10. Termination, Modification and Amendment.

         (a) The Plan (but not Options previously granted under the Plan) shall
terminate ten (10) years from the earliest of the date of its adoption by the
Board of Directors, or the date the Plan is approved by the stockholders of the
Company, or such date of termination, as hereinafter provided, and no Option
shall be granted after termination of the Plan.

         (b) The Plan may from time to time be terminated, modified or amended
by the affirmative vote of the holders of a majority of the outstanding shares
of capital stock of the Company entitled to vote thereon.

         (c) The Board of Directors of the Company may at any time, prior to
ten(10) years from the earlier of the date of the adoption of the Plan by such
Board of Directors or the date the Plan is approved by the stockholders,
terminate the Plan or from time to time make such modifications or amendments of
the Plan as it may deem advisable; provided, however, that the Board of
Directors shall not, without approval by the affirmative vote of the holders of
a majority of the outstanding shares of capital stock of the Company entitled to
vote thereon, increase (except as provided by Paragraph 8) the maximum number of
shares of Class A Common Stock as to which Options or shares may be granted
under the Plan, or materially change the standards of eligibility under the
Plan. Any amendment to the Plan which, in the opinion of counsel to the Company,
will be deemed to result in the adoption of a new Plan, will not be effective
until approved by the affirmative vote of the holders of a majority of the
outstanding shares of capital stock of the Company entitled to vote thereon.

         (d) No termination, modification or amendment of the Plan may adversely
affect the rights under any outstanding Option without the consent of the
individual to whom such Option shall have been previously granted.
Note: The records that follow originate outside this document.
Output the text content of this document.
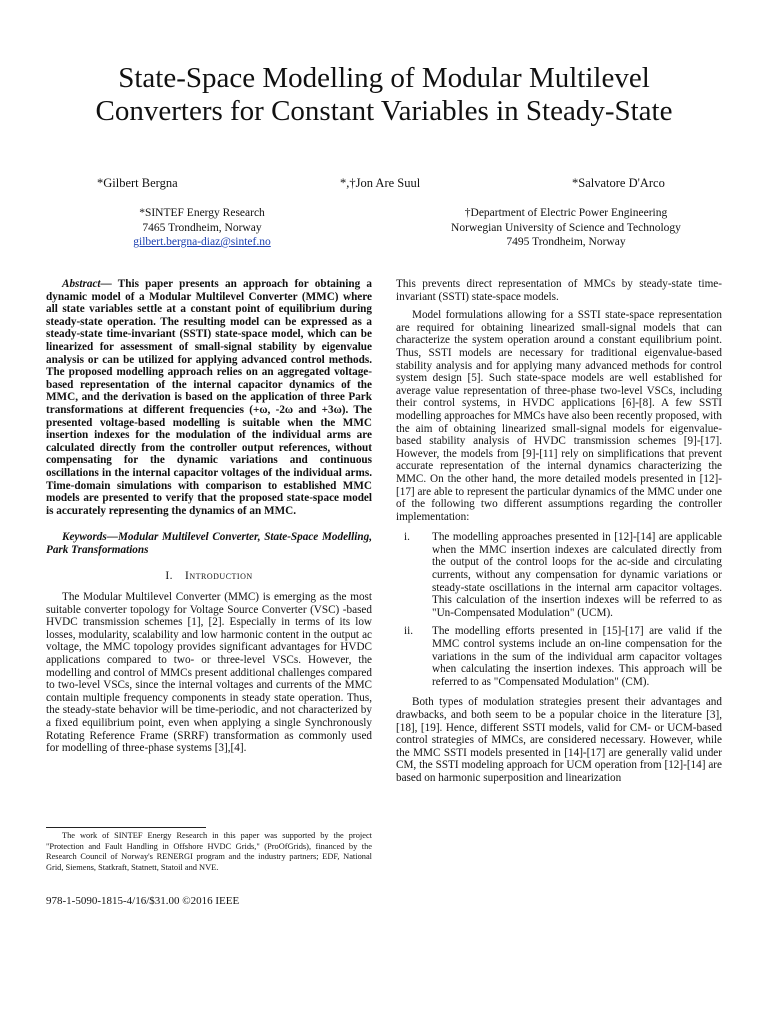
State-Space Modelling of Modular Multilevel
Converters for Constant Variables in Steady-State
*Gilbert Bergna	*,†Jon Are Suul	*Salvatore D'Arco
*SINTEF Energy Research
7465 Trondheim, Norway
gilbert.bergna-diaz@sintef.no
†Department of Electric Power Engineering
Norwegian University of Science and Technology
7495 Trondheim, Norway

Abstract— This paper presents an approach for obtaining a dynamic model of a Modular Multilevel Converter (MMC) where all state variables settle at a constant point of equilibrium during steady-state operation. The resulting model can be expressed as a steady-state time-invariant (SSTI) state-space model, which can be linearized for assessment of small-signal stability by eigenvalue analysis or can be utilized for applying advanced control methods. The proposed modelling approach relies on an aggregated voltage-based representation of the internal capacitor dynamics of the MMC, and the derivation is based on the application of three Park transformations at different frequencies (+ω, -2ω and +3ω). The presented voltage-based modelling is suitable when the MMC insertion indexes for the modulation of the individual arms are calculated directly from the controller output references, without compensating for the dynamic variations and continuous oscillations in the internal capacitor voltages of the individual arms. Time-domain simulations with comparison to established MMC models are presented to verify that the proposed state-space model is accurately representing the dynamics of an MMC.

Keywords—Modular Multilevel Converter, State-Space Modelling, Park Transformations

I. Introduction

The Modular Multilevel Converter (MMC) is emerging as the most suitable converter topology for Voltage Source Converter (VSC) -based HVDC transmission schemes [1], [2]. Especially in terms of its low losses, modularity, scalability and low harmonic content in the output ac voltage, the MMC topology provides significant advantages for HVDC applications compared to two- or three-level VSCs. However, the modelling and control of MMCs present additional challenges compared to two-level VSCs, since the internal voltages and currents of the MMC contain multiple frequency components in steady state operation. Thus, the steady-state behavior will be time-periodic, and not characterized by a fixed equilibrium point, even when applying a single Synchronously Rotating Reference Frame (SRRF) transformation as commonly used for modelling of three-phase systems [3],[4].

The work of SINTEF Energy Research in this paper was supported by the project "Protection and Fault Handling in Offshore HVDC Grids," (ProOfGrids), financed by the Research Council of Norway's RENERGI program and the industry partners; EDF, National Grid, Siemens, Statkraft, Statnett, Statoil and NVE.
978-1-5090-1815-4/16/$31.00 ©2016 IEEE

This prevents direct representation of MMCs by steady-state time-invariant (SSTI) state-space models.

Model formulations allowing for a SSTI state-space representation are required for obtaining linearized small-signal models that can characterize the system operation around a constant equilibrium point. Thus, SSTI models are necessary for traditional eigenvalue-based stability analysis and for applying many advanced methods for control system design [5]. Such state-space models are well established for average value representation of three-phase two-level VSCs, including their control systems, in HVDC applications [6]-[8]. A few SSTI modelling approaches for MMCs have also been recently proposed, with the aim of obtaining linearized small-signal models for eigenvalue-based stability analysis of HVDC transmission schemes [9]-[17]. However, the models from [9]-[11] rely on simplifications that prevent accurate representation of the internal dynamics characterizing the MMC. On the other hand, the more detailed models presented in [12]-[17] are able to represent the particular dynamics of the MMC under one of the following two different assumptions regarding the controller implementation:

i. The modelling approaches presented in [12]-[14] are applicable when the MMC insertion indexes are calculated directly from the output of the control loops for the ac-side and circulating currents, without any compensation for dynamic variations or steady-state oscillations in the internal arm capacitor voltages. This calculation of the insertion indexes will be referred to as "Un-Compensated Modulation" (UCM).
ii. The modelling efforts presented in [15]-[17] are valid if the MMC control systems include an on-line compensation for the variations in the sum of the individual arm capacitor voltages when calculating the insertion indexes. This approach will be referred to as "Compensated Modulation" (CM).

Both types of modulation strategies present their advantages and drawbacks, and both seem to be a popular choice in the literature [3], [18], [19]. Hence, different SSTI models, valid for CM- or UCM-based control strategies of MMCs, are considered necessary. However, while the MMC SSTI models presented in [14]-[17] are generally valid under CM, the SSTI modeling approach for UCM operation from [12]-[14] are based on harmonic superposition and linearization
11. Effective Date of the Plan.

         The Plan shall become effective upon adoption by the Board of Directors
of the Company. The Plan shall be subject to approval by the affirmative vote of
the holders of a majority of the outstanding shares of capital stock of the
Company entitled to vote thereon within one year before or after adoption of the
Plan by the Board of Directors.

12. Not a Contract of Employment.

         Nothing contained in the Plan or in any option agreement executed
pursuant hereto shall be deemed to confer upon any individual to whom an Options
or may be granted hereunder any right to remain in the employ of the Company or
of a subsidiary or parent of the Company or in any way limit the right of the
Company, or of any parent or subsidiary thereof, to terminate the employment of
any employee.

13. Other Compensation Plans.

         The adoption of the Plan shall not affect any other stock option plan,
incentive plan or any other compensation plan in effect for the Company, nor
shall the Plan preclude the Company from establishing any other form of stock
option plan, incentive plan or any other compensation plan.